The Healthiest Nut Butter? You’ve Probably Never Heard of It.
Get acquainted with tiger nuts, the "super tuber" that'll give you a happier heart, stronger libido and — believe it — less gas
“Superfood” is a tricky term. In the eyes of the American consumer, superfoods definitely exist. Consider: by 2025, the market value of superfoods is expected to reach $65 billion. There are now aisles at the grocery store dedicated to the concept, and superfood experts with best-selling books.
But neither the FDA, the USDA, nor the European Food Safety Authority officially recognizes the designation. Its definition is nebulous: depending on whom you ask or what brand you’re buying, literally anything that’s “nutrient-rich” could be considered a superfood. It’s a marketer’s dream. If you’re a consumer, it’s your job to put in a bit of homework (e.g., understand that when a blueberry oatmeal has organic cane sugar listed as its third ingredient, it probably isn’t a superfood) and even when you have correctly identified a special fruit, vegetable or grain, appreciate that it’s just one piece of a much larger puzzle.
As the adage I just made up goes, eating a bowl of legumes once a day can’t single-handedly salvage a diet built on Chik-Fil-A. Superfoods are at their most effective when they’re super together, as part of a balanced, holistic commitment to smart choices. Oh, and, they can’t cure cancer. The medical community is rightfully upset about those bogus claims.
All that said, we’re allowed to get excited about high-quality ingredients. Whether you call them “super” or not, it’s true that some foods are absolutely stuffed with things that will help your body perform better over time. The Western pattern diet is typified by red meat, potatoes, refined grains, butter and high-fat dairy products. When trend ingredients are introduced or reintroduced to that paradigm, people can get a little silly (the turmeric craze, for instance) and prices can get a little high, but at least the breadth of dietary options expands.
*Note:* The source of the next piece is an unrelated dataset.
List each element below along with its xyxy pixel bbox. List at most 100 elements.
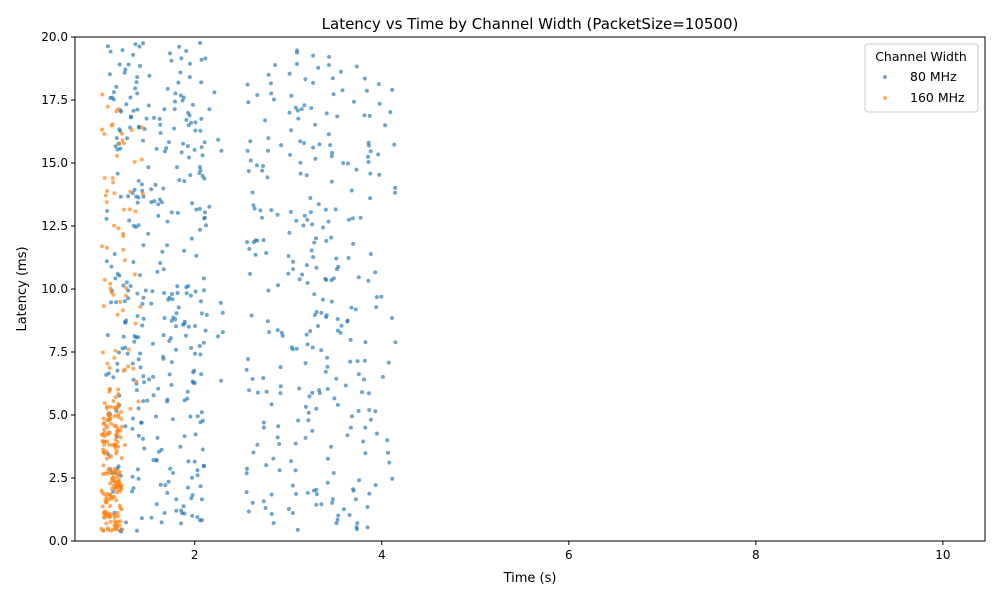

The latest food to help that expansion along: tiger nuts. According to online trend forecaster Exploding Topics, tiger nuts have seen a 2.8x increase in interest over the last five years. If you’re confused why you’ve never seen one in the grab-bag nut aisle, that’s because it actually isn’t a nut — it’s a tuber, which is the underground bud at the end of a plant’s stem. (Similar to sweet potatoes, or cassava). Also known as a chufa, yellow nutsedge, atadwe or “earth almond,” tiger nuts are the edible tubers of the chufa sedge plant, which can be found all over the world but is commonly grown in the equatorial Eastern Hemisphere.
They are very good for you. While only about the size of a pinto bean, a one-ounce serving of tiger nuts offers seven grams of fiber, nine grams of healthy fats, up to 40% of your daily iron needs and a menagerie of other vitamins and minerals, like phosphorous, vitamin C, magnesium, zinc, potassium and calcium. It’s a vitamin E stud, meanwhile, supplying nearly 300% of your daily value in a single serving. Vitamin E is one of the best antioxidants for bolstering the immune system — it fights off infections, slows down cell aging and has random fringe benefits like protecting one’s eyesight.
The list goes on. Tiger nut consumption has been tied to gut health; the tubers contain insoluble fiber, which gives you a bulkier stool (sorry for the image, but it makes the whole business easier) and enzymes that will help you control your gas. They’ve also been linked to a reduction in blood sugar levels, improved heart health and an increase in libido.
If they’re so great, why are they only starting to get attention recently? Well, their come-up actually illustrates a positive subset of superfood mania — its capacity to shine a light on under-appreciated (often foreign) ingredients, then apply them to diets in a way that appeals to contemporary eaters. For example, people who have to follow the auto-immune protocol (AIP) in order to reduce inflammation caused by conditions like lupus, inflammatory bowel disease, celiac disease or rheumatoid arthritis are not able to eat butters derived from nuts, like peanut butter or almond butter.
But they can eat tiger nut butter. It’s a far cry from the tiger nut’s Old World roots (in Spain, it’s used to make a milky horchata, and in Egypt it’s long been roasted and eaten as a snack or confectionary), but that versatility, in addition to its impressive nutritional stat sheet, is just another reason why we might consider it “super.” Tiger nuts are now available in butter form — check out this option from a brand called ROOTS — or as a ground flour, which can be mixed with coconut oil and cinnamon to make a home-grown butter. You could also just dump the whole thing into a morning smoothie. Making these foodstuffs available in different forms helps tear down the intimidation barriers that keep us from trying new things.
Ultimately, unless you’re under strict instructions from a doctor, trying your hand at fad diets every couple months is a poor recipe for healthy, sustainable eating. But trying out a fad food, singular, can be a good thing. There is no elixir of life in the food pyramid, but there are so many small, efficient workhorses that can assist you in achieving the things your doctor frets about at your physical each year, like improving blood circulation or cutting a few pounds. A super tuber isn’t going to solve all your problems, but it’s as good a place as any to start addressing them.